All three come from the same internal phonological word — the rendering is purely surface-level. Every built-in scheme draws on the same phonological analysis.

Want to try before installing?

The online tool at rianthai.pro/thai-transliteration runs this same engine in your browser. Paste a word or sentence and compare output across schemes — no Python needed.

What thaiphon does not do

  • Speech synthesis. thaiphon produces text, not audio.
  • Word-sense disambiguation. If a Thai word has multiple pronunciations depending on meaning or part of speech (a small set of cases), thaiphon takes the most common reading.
  • Full sentence prosody. Sandhi and connected-speech effects across word boundaries are not modelled.
  • Handwriting or image recognition. thaiphon takes Unicode text as input.

The eight built-in schemes

ipa — International Phonetic Alphabet, the linguist's notation. Syllables are separated by . and wrapped in /…/. Tones use Chao tone letters (˧ ˨˩ ˥˩ ˦˥ ˩˩˦). This is the scheme used for accuracy benchmarking against Wiktionary.

tlc — The "Enhanced Phonemic" notation used by thai-language.com. Written in plain ASCII Latin letters. Syllables are separated by spaces. Tones are tagged at the end: {M} mid, {L} low, {H} high, {F} falling, {R} rising. With format="html" the tags become <sup> elements.

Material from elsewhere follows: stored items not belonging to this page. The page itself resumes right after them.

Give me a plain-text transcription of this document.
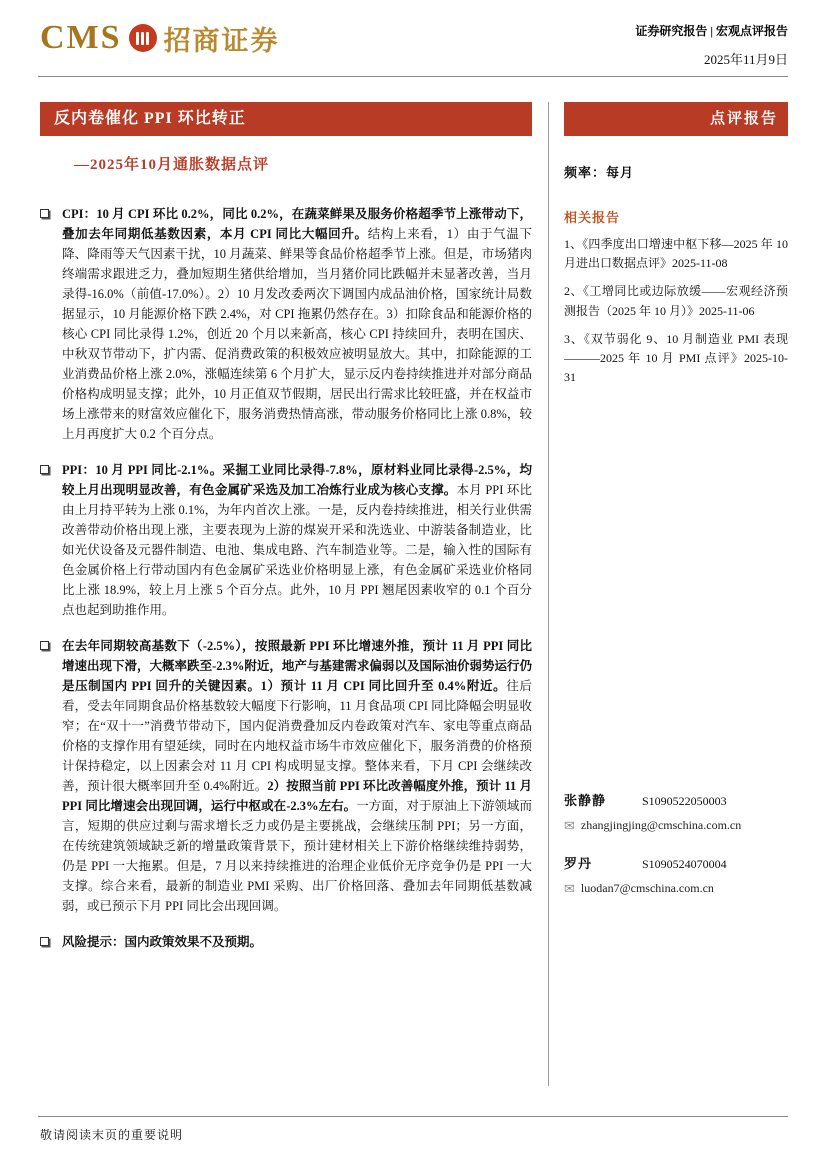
CMS 招商证券	证券研究报告 | 宏观点评报告
2025年11月9日
反内卷催化 PPI 环比转正
—2025年10月通胀数据点评

CPI：10 月 CPI 环比 0.2%，同比 0.2%，在蔬菜鲜果及服务价格超季节上涨带动下，叠加去年同期低基数因素，本月 CPI 同比大幅回升。结构上来看，1）由于气温下降、降雨等天气因素干扰，10 月蔬菜、鲜果等食品价格超季节上涨。但是，市场猪肉终端需求跟进乏力，叠加短期生猪供给增加，当月猪价同比跌幅并未显著改善，当月录得-16.0%（前值-17.0%）。2）10 月发改委两次下调国内成品油价格，国家统计局数据显示，10 月能源价格下跌 2.4%，对 CPI 拖累仍然存在。3）扣除食品和能源价格的核心 CPI 同比录得 1.2%，创近 20 个月以来新高，核心 CPI 持续回升，表明在国庆、中秋双节带动下，扩内需、促消费政策的积极效应被明显放大。其中，扣除能源的工业消费品价格上涨 2.0%，涨幅连续第 6 个月扩大，显示反内卷持续推进并对部分商品价格构成明显支撑；此外，10 月正值双节假期，居民出行需求比较旺盛，并在权益市场上涨带来的财富效应催化下，服务消费热情高涨，带动服务价格同比上涨 0.8%，较上月再度扩大 0.2 个百分点。

PPI：10 月 PPI 同比-2.1%。采掘工业同比录得-7.8%，原材料业同比录得-2.5%，均较上月出现明显改善，有色金属矿采选及加工冶炼行业成为核心支撑。本月 PPI 环比由上月持平转为上涨 0.1%，为年内首次上涨。一是，反内卷持续推进，相关行业供需改善带动价格出现上涨，主要表现为上游的煤炭开采和洗选业、中游装备制造业，比如光伏设备及元器件制造、电池、集成电路、汽车制造业等。二是，输入性的国际有色金属价格上行带动国内有色金属矿采选业价格明显上涨，有色金属矿采选业价格同比上涨 18.9%，较上月上涨 5 个百分点。此外，10 月 PPI 翘尾因素收窄的 0.1 个百分点也起到助推作用。

在去年同期较高基数下（-2.5%），按照最新 PPI 环比增速外推，预计 11 月 PPI 同比增速出现下滑，大概率跌至-2.3%附近，地产与基建需求偏弱以及国际油价弱势运行仍是压制国内 PPI 回升的关键因素。1）预计 11 月 CPI 同比回升至 0.4%附近。往后看，受去年同期食品价格基数较大幅度下行影响，11 月食品项 CPI 同比降幅会明显收窄；在“双十一”消费节带动下，国内促消费叠加反内卷政策对汽车、家电等重点商品价格的支撑作用有望延续，同时在内地权益市场牛市效应催化下，服务消费的价格预计保持稳定，以上因素会对 11 月 CPI 构成明显支撑。整体来看，下月 CPI 会继续改善，预计很大概率回升至 0.4%附近。2）按照当前 PPI 环比改善幅度外推，预计 11 月 PPI 同比增速会出现回调，运行中枢或在-2.3%左右。一方面，对于原油上下游领域而言，短期的供应过剩与需求增长乏力或仍是主要挑战，会继续压制 PPI；另一方面，在传统建筑领域缺乏新的增量政策背景下，预计建材相关上下游价格继续维持弱势，仍是 PPI 一大拖累。但是，7 月以来持续推进的治理企业低价无序竞争仍是 PPI 一大支撑。综合来看，最新的制造业 PMI 采购、出厂价格回落、叠加去年同期低基数减弱，或已预示下月 PPI 同比会出现回调。

风险提示：国内政策效果不及预期。

点评报告
频率：每月
相关报告
1、《四季度出口增速中枢下移—2025 年 10 月进出口数据点评》2025-11-08
2、《工增同比或边际放缓——宏观经济预测报告（2025 年 10 月）》2025-11-06
3、《双节弱化 9、10 月制造业 PMI 表现———2025 年 10 月 PMI 点评》2025-10-31
张静静	S1090522050003
✉ zhangjingjing@cmschina.com.cn
罗丹	S1090524070004
✉ luodan7@cmschina.com.cn
敬请阅读末页的重要说明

morev — Cyrillic transliteration following the Morev/Plam/Fomicheva 1964 dictionary, used in Russian-language Thai teaching materials. Aspirated stops are written as digraphs (кх, тх, пх; ч bare for the aspirated palatal). With format="html" the second element of each aspiration digraph becomes a <sup> element. Tones are spacing modifier letters placed at the end of the syllable, after any coda; mid tone is unmarked.

lmt — Cyrillic transliteration from the Lipilina-Muzychenko-Thapanosoth 2018 MSU/ISAA learner textbook. Shares the same onset and coda Cyrillic letters as morev. Distinctive features: vowel length marked with an ASCII colon (а: for long /a/), tone shown as a Unicode superscript digit at the end of the syllable (⁰ mid, ¹ low, ² falling, ³ high, ⁴ rising), and a space as the syllable separator.

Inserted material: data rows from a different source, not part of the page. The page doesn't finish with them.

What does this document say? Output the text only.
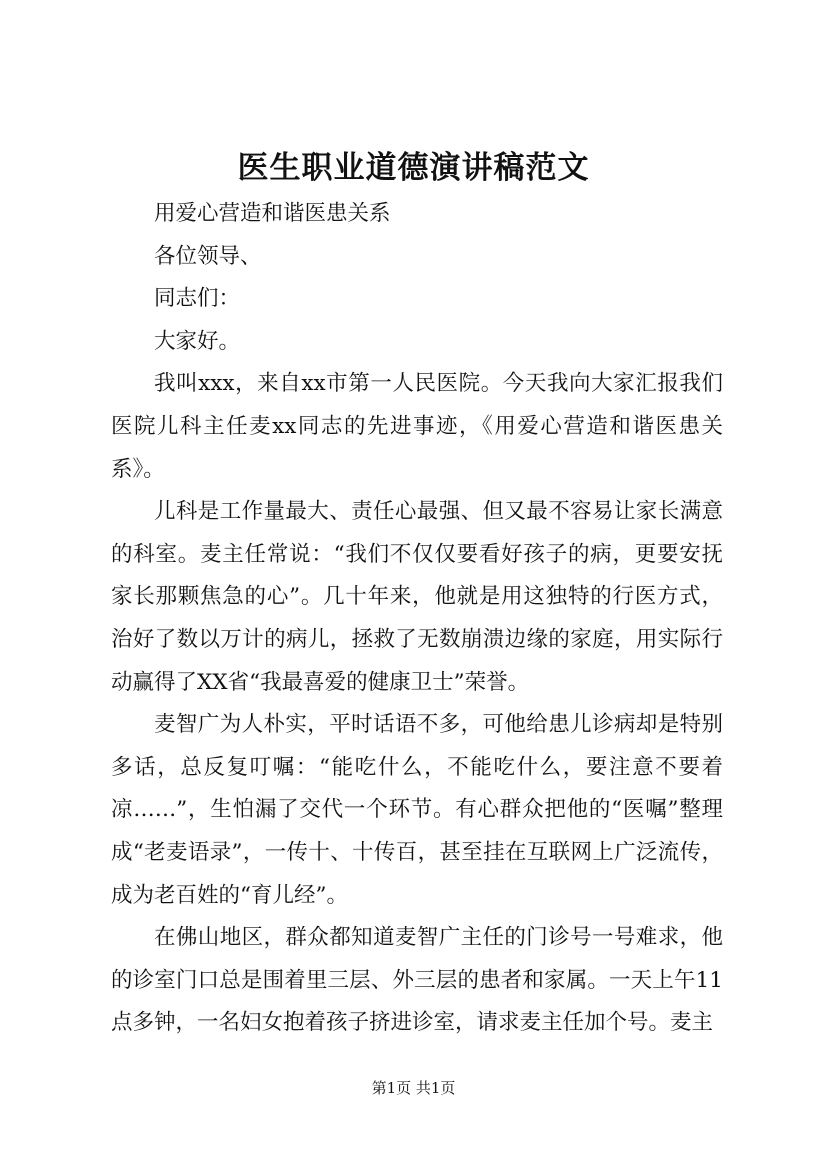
医生职业道德演讲稿范文

用爱心营造和谐医患关系

各位领导、

同志们：

大家好。

我叫xxx，来自xx市第一人民医院。今天我向大家汇报我们医院儿科主任麦xx同志的先进事迹，《用爱心营造和谐医患关系》。

儿科是工作量最大、责任心最强、但又最不容易让家长满意的科室。麦主任常说：“我们不仅仅要看好孩子的病，更要安抚家长那颗焦急的心”。几十年来，他就是用这独特的行医方式，治好了数以万计的病儿，拯救了无数崩溃边缘的家庭，用实际行动赢得了XX省“我最喜爱的健康卫士”荣誉。

麦智广为人朴实，平时话语不多，可他给患儿诊病却是特别多话，总反复叮嘱：“能吃什么，不能吃什么，要注意不要着凉……”，生怕漏了交代一个环节。有心群众把他的“医嘱”整理成“老麦语录”，一传十、十传百，甚至挂在互联网上广泛流传，成为老百姓的“育儿经”。

在佛山地区，群众都知道麦智广主任的门诊号一号难求，他的诊室门口总是围着里三层、外三层的患者和家属。一天上午11点多钟，一名妇女抱着孩子挤进诊室，请求麦主任加个号。麦主

第1页 共1页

rtgs — The official Royal Thai General System of Transcription (2002 revision). Plain ASCII Latin output, no tone marks, no vowel length distinction. Used on road signs, in government publications, and for transliterated place names. Foreign-origin coda phonemes always collapse to the native Thai inventory.

rtl — The romanization used in Rak Thai Language School course materials. Aspirated stops are digraphs (ph th kh ch); /tɕ/ is written c. IPA vowel letters ʉ ɛ ɔ ə are doubled for length. Tone is a combining diacritic on the first vowel letter; mid tone carries a macron. Vowel-initial syllables receive a ʼ (U+02BC) onset. Syllable separator is a space.

paiboon — The original Paiboon Publishing romanization from the first-edition Thai learner series. Aspirated stops use bare letters (p t k ch); unaspirated voiceless stops use English-cluster digraphs (bp dt g j). Mid tone is unmarked. Centring diphthongs are spelled the same at both lengths (ia ʉa ua). Syllable separator is a hyphen.

paiboon_plus — The revised Paiboon system from the 2009 Three-Way dictionary. Identical to paiboon except long centring diphthongs are doubled in spelling (iia ʉʉa uua) to distinguish them from the short forms.

Reading profiles

Thai has register variation — the same word may be pronounced differently in casual speech, formal broadcast, or scholarly/learned recitation. thaiphon models this through four named profiles:

  • everyday (default) — colloquial urban speech.
  • careful_educated — formal broadcast register, retains more foreign codas.
  • learned_full — restores full Sanskrit/Pali learned readings for Indic-derived words.
  • etalon_compat — collapses every foreign coda to its native-Thai equivalent, matching dictionary-citation style.

See Reading profiles for details and examples.